By Loren Goldner
[Goldner is one of the most prescient commentators on the left, and a brilliant Marxist of the "autonomous" vein - TFGC]
“We were living in times innocent of world war, of fascism, of nazism, sovietism, the Fuehrerprinzip, the totalitarian state. Nothing we were talking about had ever been tried. We thought of political democracy with its basic rights and freedoms as good things permanently secured. Planting ourselves on that firm basis, we proposed to climb higher to industrial or “real” democracy.”
Max Eastman
Love And Revolution (1964)
Thus did Max Eastman describe the climate of the pre-World War I era of The Masses magazine, which he edited in its heyday.
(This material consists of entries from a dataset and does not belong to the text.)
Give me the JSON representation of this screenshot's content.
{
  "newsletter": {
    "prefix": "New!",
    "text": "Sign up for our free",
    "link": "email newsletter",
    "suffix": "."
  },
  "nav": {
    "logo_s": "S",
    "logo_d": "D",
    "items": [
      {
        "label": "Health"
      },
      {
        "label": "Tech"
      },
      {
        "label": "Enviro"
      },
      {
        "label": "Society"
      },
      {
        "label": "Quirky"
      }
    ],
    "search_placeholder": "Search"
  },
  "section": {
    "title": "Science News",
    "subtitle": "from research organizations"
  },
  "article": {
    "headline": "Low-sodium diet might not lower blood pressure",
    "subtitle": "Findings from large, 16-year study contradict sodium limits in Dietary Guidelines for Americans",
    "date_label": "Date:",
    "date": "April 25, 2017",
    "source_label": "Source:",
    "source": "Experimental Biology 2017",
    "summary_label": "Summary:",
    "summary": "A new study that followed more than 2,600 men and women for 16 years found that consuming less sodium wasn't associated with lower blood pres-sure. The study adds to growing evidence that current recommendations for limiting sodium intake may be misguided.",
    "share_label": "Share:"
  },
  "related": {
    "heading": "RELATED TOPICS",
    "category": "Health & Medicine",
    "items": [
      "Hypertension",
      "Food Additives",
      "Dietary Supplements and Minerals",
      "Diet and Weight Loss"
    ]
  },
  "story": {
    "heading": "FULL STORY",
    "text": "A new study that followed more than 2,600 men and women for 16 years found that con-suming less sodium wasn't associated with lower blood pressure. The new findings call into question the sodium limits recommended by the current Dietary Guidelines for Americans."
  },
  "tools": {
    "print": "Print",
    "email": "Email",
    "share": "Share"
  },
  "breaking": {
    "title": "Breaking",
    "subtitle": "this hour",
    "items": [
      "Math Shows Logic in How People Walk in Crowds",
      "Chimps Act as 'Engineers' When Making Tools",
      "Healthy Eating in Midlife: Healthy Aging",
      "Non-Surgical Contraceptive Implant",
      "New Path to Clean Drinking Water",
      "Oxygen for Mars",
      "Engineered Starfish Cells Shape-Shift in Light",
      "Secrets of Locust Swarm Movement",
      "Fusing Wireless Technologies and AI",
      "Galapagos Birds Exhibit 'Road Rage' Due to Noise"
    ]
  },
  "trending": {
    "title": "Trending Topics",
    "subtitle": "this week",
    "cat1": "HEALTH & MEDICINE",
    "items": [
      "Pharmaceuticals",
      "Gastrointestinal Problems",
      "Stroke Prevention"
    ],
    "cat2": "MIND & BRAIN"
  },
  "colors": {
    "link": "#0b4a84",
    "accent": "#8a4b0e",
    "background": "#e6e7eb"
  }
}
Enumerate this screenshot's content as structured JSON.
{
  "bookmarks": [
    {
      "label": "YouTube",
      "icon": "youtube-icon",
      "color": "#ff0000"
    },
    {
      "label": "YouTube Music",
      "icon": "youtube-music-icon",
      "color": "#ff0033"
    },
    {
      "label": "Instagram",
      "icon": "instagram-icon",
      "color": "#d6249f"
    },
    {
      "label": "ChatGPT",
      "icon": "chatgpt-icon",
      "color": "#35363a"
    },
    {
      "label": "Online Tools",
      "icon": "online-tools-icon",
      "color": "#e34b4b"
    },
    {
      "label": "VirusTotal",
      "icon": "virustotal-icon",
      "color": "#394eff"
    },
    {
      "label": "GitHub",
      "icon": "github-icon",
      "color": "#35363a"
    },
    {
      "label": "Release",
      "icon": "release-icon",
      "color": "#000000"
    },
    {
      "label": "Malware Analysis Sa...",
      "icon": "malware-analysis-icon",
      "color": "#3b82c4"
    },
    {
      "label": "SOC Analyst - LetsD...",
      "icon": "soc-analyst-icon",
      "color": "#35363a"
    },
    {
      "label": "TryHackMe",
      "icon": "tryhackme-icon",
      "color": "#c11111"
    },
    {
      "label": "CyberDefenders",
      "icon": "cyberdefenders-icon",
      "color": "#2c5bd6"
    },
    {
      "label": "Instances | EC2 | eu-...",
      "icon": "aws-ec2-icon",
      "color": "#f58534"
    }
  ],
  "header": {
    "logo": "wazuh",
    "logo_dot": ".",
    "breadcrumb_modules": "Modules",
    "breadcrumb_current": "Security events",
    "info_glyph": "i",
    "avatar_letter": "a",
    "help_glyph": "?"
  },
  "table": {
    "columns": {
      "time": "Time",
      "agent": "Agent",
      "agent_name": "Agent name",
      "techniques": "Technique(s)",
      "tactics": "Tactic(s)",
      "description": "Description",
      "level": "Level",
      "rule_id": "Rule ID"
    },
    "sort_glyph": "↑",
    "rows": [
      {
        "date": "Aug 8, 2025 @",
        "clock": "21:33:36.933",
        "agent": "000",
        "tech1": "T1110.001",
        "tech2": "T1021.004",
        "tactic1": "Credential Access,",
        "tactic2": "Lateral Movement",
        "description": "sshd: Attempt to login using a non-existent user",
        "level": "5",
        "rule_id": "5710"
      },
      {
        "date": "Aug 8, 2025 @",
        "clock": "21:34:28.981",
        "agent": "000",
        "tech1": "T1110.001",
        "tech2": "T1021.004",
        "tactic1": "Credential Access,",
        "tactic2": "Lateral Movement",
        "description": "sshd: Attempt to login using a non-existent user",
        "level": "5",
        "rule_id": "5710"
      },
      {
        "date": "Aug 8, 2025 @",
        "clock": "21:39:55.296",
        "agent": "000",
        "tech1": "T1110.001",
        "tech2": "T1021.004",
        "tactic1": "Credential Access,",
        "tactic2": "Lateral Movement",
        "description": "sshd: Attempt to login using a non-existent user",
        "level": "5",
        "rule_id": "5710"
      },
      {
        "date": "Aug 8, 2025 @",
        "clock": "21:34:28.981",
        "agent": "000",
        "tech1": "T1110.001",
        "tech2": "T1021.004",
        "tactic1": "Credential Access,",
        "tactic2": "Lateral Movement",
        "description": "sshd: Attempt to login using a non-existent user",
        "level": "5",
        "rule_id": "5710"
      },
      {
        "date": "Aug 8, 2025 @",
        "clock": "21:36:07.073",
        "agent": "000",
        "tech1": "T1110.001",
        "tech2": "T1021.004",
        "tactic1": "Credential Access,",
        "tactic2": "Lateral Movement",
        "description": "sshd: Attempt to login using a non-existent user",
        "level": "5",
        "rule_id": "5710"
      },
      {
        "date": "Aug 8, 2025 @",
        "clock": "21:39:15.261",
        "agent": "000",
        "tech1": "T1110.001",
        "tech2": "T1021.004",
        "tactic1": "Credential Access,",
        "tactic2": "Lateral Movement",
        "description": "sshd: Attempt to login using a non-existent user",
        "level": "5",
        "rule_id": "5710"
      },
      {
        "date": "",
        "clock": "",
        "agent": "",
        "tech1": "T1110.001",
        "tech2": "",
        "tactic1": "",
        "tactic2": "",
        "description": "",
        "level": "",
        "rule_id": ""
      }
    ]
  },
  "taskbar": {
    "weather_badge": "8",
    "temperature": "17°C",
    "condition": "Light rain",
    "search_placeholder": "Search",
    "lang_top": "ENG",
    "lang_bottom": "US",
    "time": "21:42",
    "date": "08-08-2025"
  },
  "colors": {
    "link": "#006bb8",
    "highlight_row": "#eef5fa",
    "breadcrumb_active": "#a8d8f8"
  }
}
In these bleak times, it is still remarkable how the international revolutionary surge of 1917-1921, right after World War I, can still resonate as a moment of almost apocalyptic hope. 90 years on, this moment—in retrospect the high-water mark to date of the international working-class movement, with revolutions and insurrections and general strikes in 20 countries—retains an ability to inspire like no other. All across the left spectrum, whether Social Democratic, Stalinist, Trotskyist, left communist, anarchist or Third Worldist, militants (whether they know it or not) are still shaped by questions set down in that period and its immediate aftermath. The Russian revolutionaries (more revealingly than they knew) constantly checked course by consulting the history of the (bourgeois) French Revolution, and however much contemporary “new social movement” activists and post-modernists wish to treat the working-class radicalism of the 1910’s and 1920’s as ancient history, we have not yet fully exited, for better or for worse, the magnetic field of those years.